Saturday, August 28, 2010

No Applause Just Send Money: The Book That Made Vaudeville Famous

No Applause Just Send Money: The Book That Made Vaudeville Famous
By Trav S.D

Vaudeville is dead,....[but] like a phoenix, rising from the ashes, with scores, perhaps, of hundreds, of new variety venues popping up at alternative theaters and nightclubs throughout the nation....its ghost has continued to haunt us thereafter, and has even possessed the souls of the living in order to walk the earth again."

Sounds creepy.
 
This book is actually really great because it tells the story of vaudeville and what we know of vaudeville today, how vaudeville started and how modernism shaped it, how people have interpreted "vaudeville" into what they are doing, or the "it's because of vaudeville that this and this occurred" (such as the negative connotation of the word 'actor') and "this comes from vaudeville" (Circus Amok) and so-and-so got their start in vaudeville (Babe Ruth, Harry Houdini, Buster Keaton, Will Rogers, Oscar Hammerstein, etc) kind of stuff. This is a historical book on vaudeville, but doesn't read like a history book.

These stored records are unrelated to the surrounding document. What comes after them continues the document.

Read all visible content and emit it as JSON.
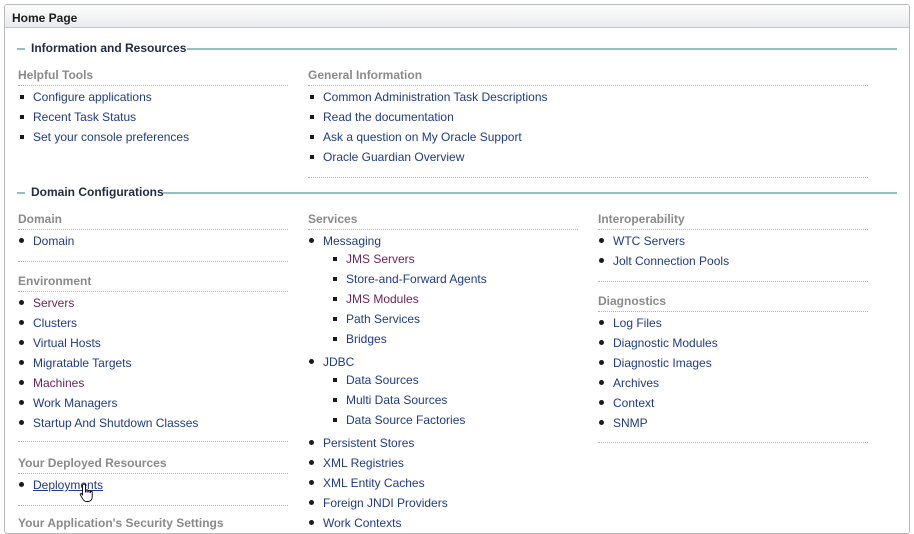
{
  "panel_title": "Home Page",
  "info_section": {
    "title": "Information and Resources",
    "helpful_tools": {
      "title": "Helpful Tools",
      "items": [
        "Configure applications",
        "Recent Task Status",
        "Set your console preferences"
      ]
    },
    "general_information": {
      "title": "General Information",
      "items": [
        "Common Administration Task Descriptions",
        "Read the documentation",
        "Ask a question on My Oracle Support",
        "Oracle Guardian Overview"
      ]
    }
  },
  "domain_section": {
    "title": "Domain Configurations",
    "domain": {
      "title": "Domain",
      "items": [
        "Domain"
      ]
    },
    "environment": {
      "title": "Environment",
      "items": [
        "Servers",
        "Clusters",
        "Virtual Hosts",
        "Migratable Targets",
        "Machines",
        "Work Managers",
        "Startup And Shutdown Classes"
      ]
    },
    "deployed_resources": {
      "title": "Your Deployed Resources",
      "items": [
        "Deployments"
      ]
    },
    "app_config_partial": "Your Application's Security Settings",
    "services": {
      "title": "Services",
      "messaging": {
        "label": "Messaging",
        "children": [
          "JMS Servers",
          "Store-and-Forward Agents",
          "JMS Modules",
          "Path Services",
          "Bridges"
        ]
      },
      "jdbc": {
        "label": "JDBC",
        "children": [
          "Data Sources",
          "Multi Data Sources",
          "Data Source Factories"
        ]
      },
      "others": [
        "Persistent Stores",
        "XML Registries",
        "XML Entity Caches",
        "Foreign JNDI Providers",
        "Work Contexts"
      ]
    },
    "interoperability": {
      "title": "Interoperability",
      "items": [
        "WTC Servers",
        "Jolt Connection Pools"
      ]
    },
    "diagnostics": {
      "title": "Diagnostics",
      "items": [
        "Log Files",
        "Diagnostic Modules",
        "Diagnostic Images",
        "Archives",
        "Context",
        "SNMP"
      ]
    }
  },
  "colors": {
    "accent_line": "#8fc1c1",
    "link": "#1f3a8a",
    "visited_link": "#6b1f5b",
    "heading_gray": "#8a8a8a"
  }
}
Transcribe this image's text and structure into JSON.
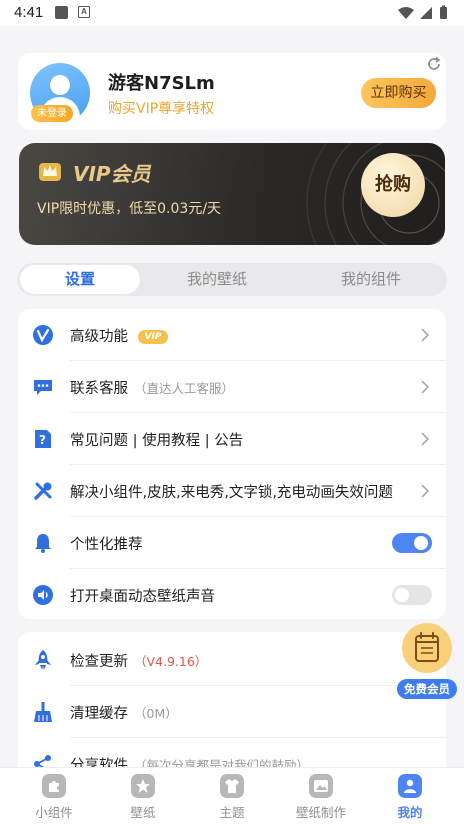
{
  "status_bar": {
    "time": "4:41",
    "a_glyph": "A"
  },
  "profile": {
    "username": "游客N7SLm",
    "subtitle": "购买VIP尊享特权",
    "login_badge": "未登录",
    "buy_button": "立即购买"
  },
  "vip_banner": {
    "title": "VIP会员",
    "subtitle": "VIP限时优惠，低至0.03元/天",
    "grab_button": "抢购"
  },
  "tabs": [
    {
      "label": "设置",
      "active": true
    },
    {
      "label": "我的壁纸",
      "active": false
    },
    {
      "label": "我的组件",
      "active": false
    }
  ],
  "settings": [
    {
      "label": "高级功能",
      "tag": "VIP",
      "icon": "v-badge-icon",
      "control": "chevron"
    },
    {
      "label": "联系客服",
      "hint": "（直达人工客服）",
      "icon": "chat-icon",
      "control": "chevron"
    },
    {
      "label": "常见问题 | 使用教程 | 公告",
      "icon": "help-doc-icon",
      "control": "chevron"
    },
    {
      "label": "解决小组件,皮肤,来电秀,文字锁,充电动画失效问题",
      "icon": "tools-icon",
      "control": "chevron"
    },
    {
      "label": "个性化推荐",
      "icon": "bell-icon",
      "control": "toggle",
      "on": true
    },
    {
      "label": "打开桌面动态壁纸声音",
      "icon": "sound-icon",
      "control": "toggle",
      "on": false
    }
  ],
  "other": [
    {
      "label": "检查更新",
      "hint": "（V4.9.16）",
      "hint_color": "red",
      "icon": "rocket-icon"
    },
    {
      "label": "清理缓存",
      "hint": "（0M）",
      "icon": "broom-icon"
    },
    {
      "label": "分享软件",
      "hint": "（每次分享都是对我们的鼓励）",
      "icon": "share-icon"
    }
  ],
  "floating_vip": {
    "label": "免费会员"
  },
  "bottom_nav": [
    {
      "label": "小组件",
      "active": false,
      "icon": "widget-icon"
    },
    {
      "label": "壁纸",
      "active": false,
      "icon": "wallpaper-icon"
    },
    {
      "label": "主题",
      "active": false,
      "icon": "shirt-icon"
    },
    {
      "label": "壁纸制作",
      "active": false,
      "icon": "wallpaper-make-icon"
    },
    {
      "label": "我的",
      "active": true,
      "icon": "person-icon"
    }
  ],
  "colors": {
    "accent": "#4e85f5",
    "gold": "#f5a623",
    "vip_text": "#e9c88c"
  }
}
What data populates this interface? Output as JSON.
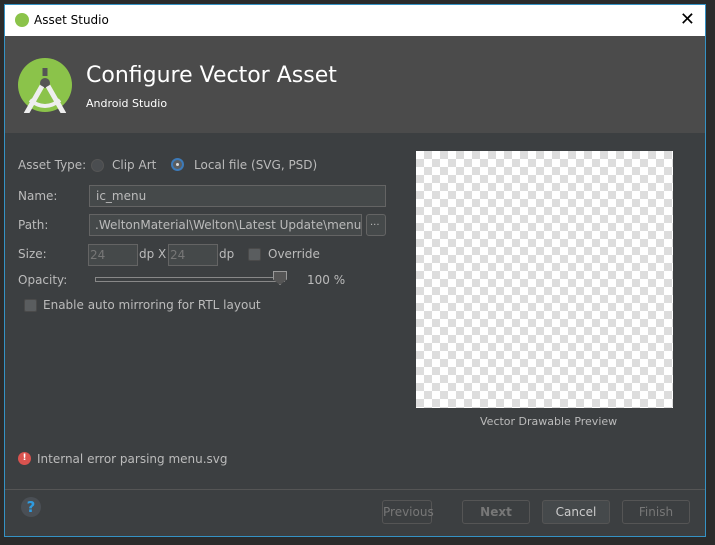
{
  "window": {
    "title": "Asset Studio"
  },
  "header": {
    "title": "Configure Vector Asset",
    "subtitle": "Android Studio"
  },
  "form": {
    "asset_type_label": "Asset Type:",
    "asset_type_options": [
      {
        "label": "Clip Art",
        "selected": false
      },
      {
        "label": "Local file (SVG, PSD)",
        "selected": true
      }
    ],
    "name_label": "Name:",
    "name_value": "ic_menu",
    "path_label": "Path:",
    "path_value": ".WeltonMaterial\\Welton\\Latest Update\\menu.svg",
    "browse_label": "...",
    "size_label": "Size:",
    "width_value": "24",
    "height_value": "24",
    "unit": "dp",
    "x_label": "X",
    "override_label": "Override",
    "override_checked": false,
    "opacity_label": "Opacity:",
    "opacity_value": 100,
    "opacity_text": "100 %",
    "rtl_label": "Enable auto mirroring for RTL layout",
    "rtl_checked": false
  },
  "preview": {
    "caption": "Vector Drawable Preview"
  },
  "error": {
    "message": "Internal error parsing menu.svg"
  },
  "footer": {
    "help": "?",
    "previous": "Previous",
    "next": "Next",
    "cancel": "Cancel",
    "finish": "Finish"
  }
}
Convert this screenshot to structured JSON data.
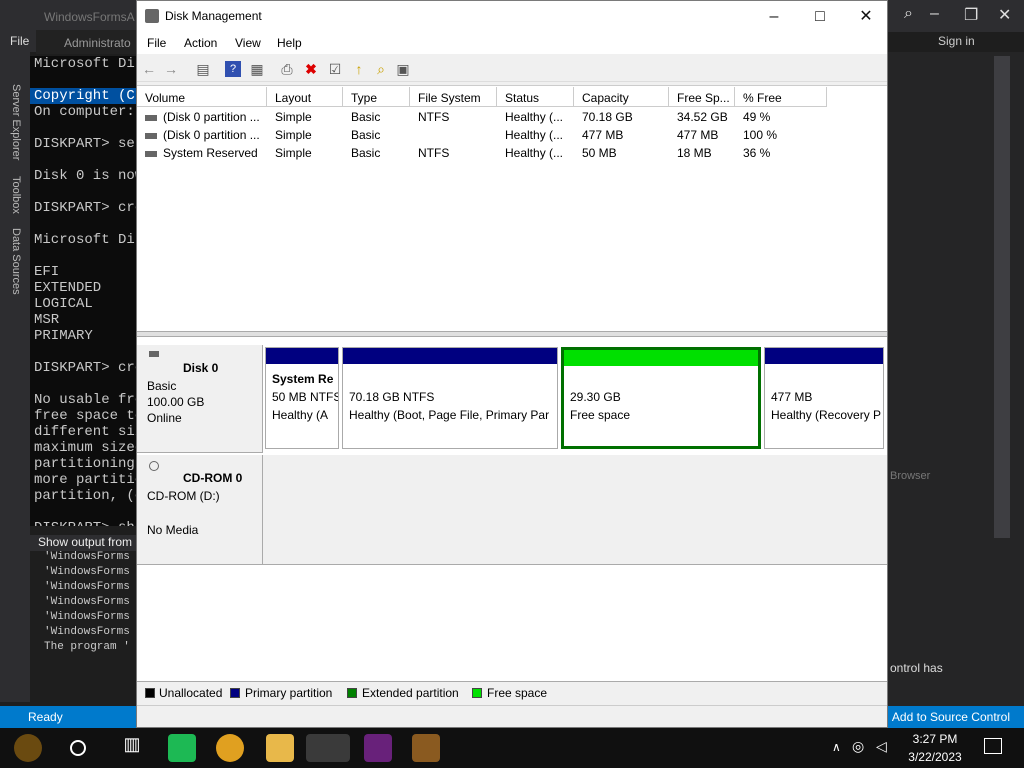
{
  "vs": {
    "title": "WindowsFormsA",
    "menu_file": "File",
    "admin_tab": "Administrato",
    "side_tabs": [
      "Server Explorer",
      "Toolbox",
      "Data Sources"
    ],
    "console_lines": [
      "Microsoft Dis",
      "",
      "Copyright (C)",
      "On computer:",
      "",
      "DISKPART> sel",
      "",
      "Disk 0 is now",
      "",
      "DISKPART> cre",
      "",
      "Microsoft Dis",
      "",
      "EFI",
      "EXTENDED",
      "LOGICAL",
      "MSR",
      "PRIMARY",
      "",
      "DISKPART> cre",
      "",
      "No usable fre",
      "free space to",
      "different siz",
      "maximum sized",
      "partitioning",
      "more partitio",
      "partition, (c",
      "",
      "DISKPART> shu"
    ],
    "output_header": "Show output from",
    "output_lines": [
      "'WindowsForms",
      "'WindowsForms",
      "'WindowsForms",
      "'WindowsForms",
      "'WindowsForms",
      "'WindowsForms",
      "The program '"
    ],
    "status_left": "Ready",
    "status_right": "Add to Source Control",
    "sign_in": "Sign in",
    "right_text": "ontrol has",
    "browser_text": "Browser"
  },
  "dm": {
    "title": "Disk Management",
    "menu": [
      "File",
      "Action",
      "View",
      "Help"
    ],
    "columns": [
      "Volume",
      "Layout",
      "Type",
      "File System",
      "Status",
      "Capacity",
      "Free Sp...",
      "% Free"
    ],
    "rows": [
      [
        "(Disk 0 partition ...",
        "Simple",
        "Basic",
        "NTFS",
        "Healthy (...",
        "70.18 GB",
        "34.52 GB",
        "49 %"
      ],
      [
        "(Disk 0 partition ...",
        "Simple",
        "Basic",
        "",
        "Healthy (...",
        "477 MB",
        "477 MB",
        "100 %"
      ],
      [
        "System Reserved",
        "Simple",
        "Basic",
        "NTFS",
        "Healthy (...",
        "50 MB",
        "18 MB",
        "36 %"
      ]
    ],
    "disk0": {
      "name": "Disk 0",
      "type": "Basic",
      "size": "100.00 GB",
      "state": "Online"
    },
    "cdrom": {
      "name": "CD-ROM 0",
      "drive": "CD-ROM (D:)",
      "media": "No Media"
    },
    "partitions": [
      {
        "name": "System Re",
        "size": "50 MB NTFS",
        "status": "Healthy (A"
      },
      {
        "name": "",
        "size": "70.18 GB NTFS",
        "status": "Healthy (Boot, Page File, Primary Par"
      },
      {
        "name": "",
        "size": "29.30 GB",
        "status": "Free space"
      },
      {
        "name": "",
        "size": "477 MB",
        "status": "Healthy (Recovery P"
      }
    ],
    "legend": [
      "Unallocated",
      "Primary partition",
      "Extended partition",
      "Free space"
    ],
    "colors": {
      "unallocated": "#000000",
      "primary": "#000080",
      "extended": "#008000",
      "free": "#00e000"
    }
  },
  "taskbar": {
    "time": "3:27 PM",
    "date": "3/22/2023"
  }
}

"This is why vaudeville will always triumph, for it is merely an expression of people's longing for surprise, invention, joy, laughter, tears, transcendence.  it is the theatrical embodiment of freedom, tolerance, opportunity, diversity, democracy, and optimism.  The Russian literary critic Mikhail Bakhtin called this tendency to break out, to laugh, to enjoy living in one's body 'carnival'; but there is another name for it, a tremendous word: vaudeville. A syllogism lies before us. Vaudeville is the life spirit itself, it is our very humanity.  And this is why vaudeville can never be 'dead'. For the day vaudeville flatlines is the day you can also write the epitaph for the human race" (295).

So, all you people who think vaudeville is dead- TAKE THAT!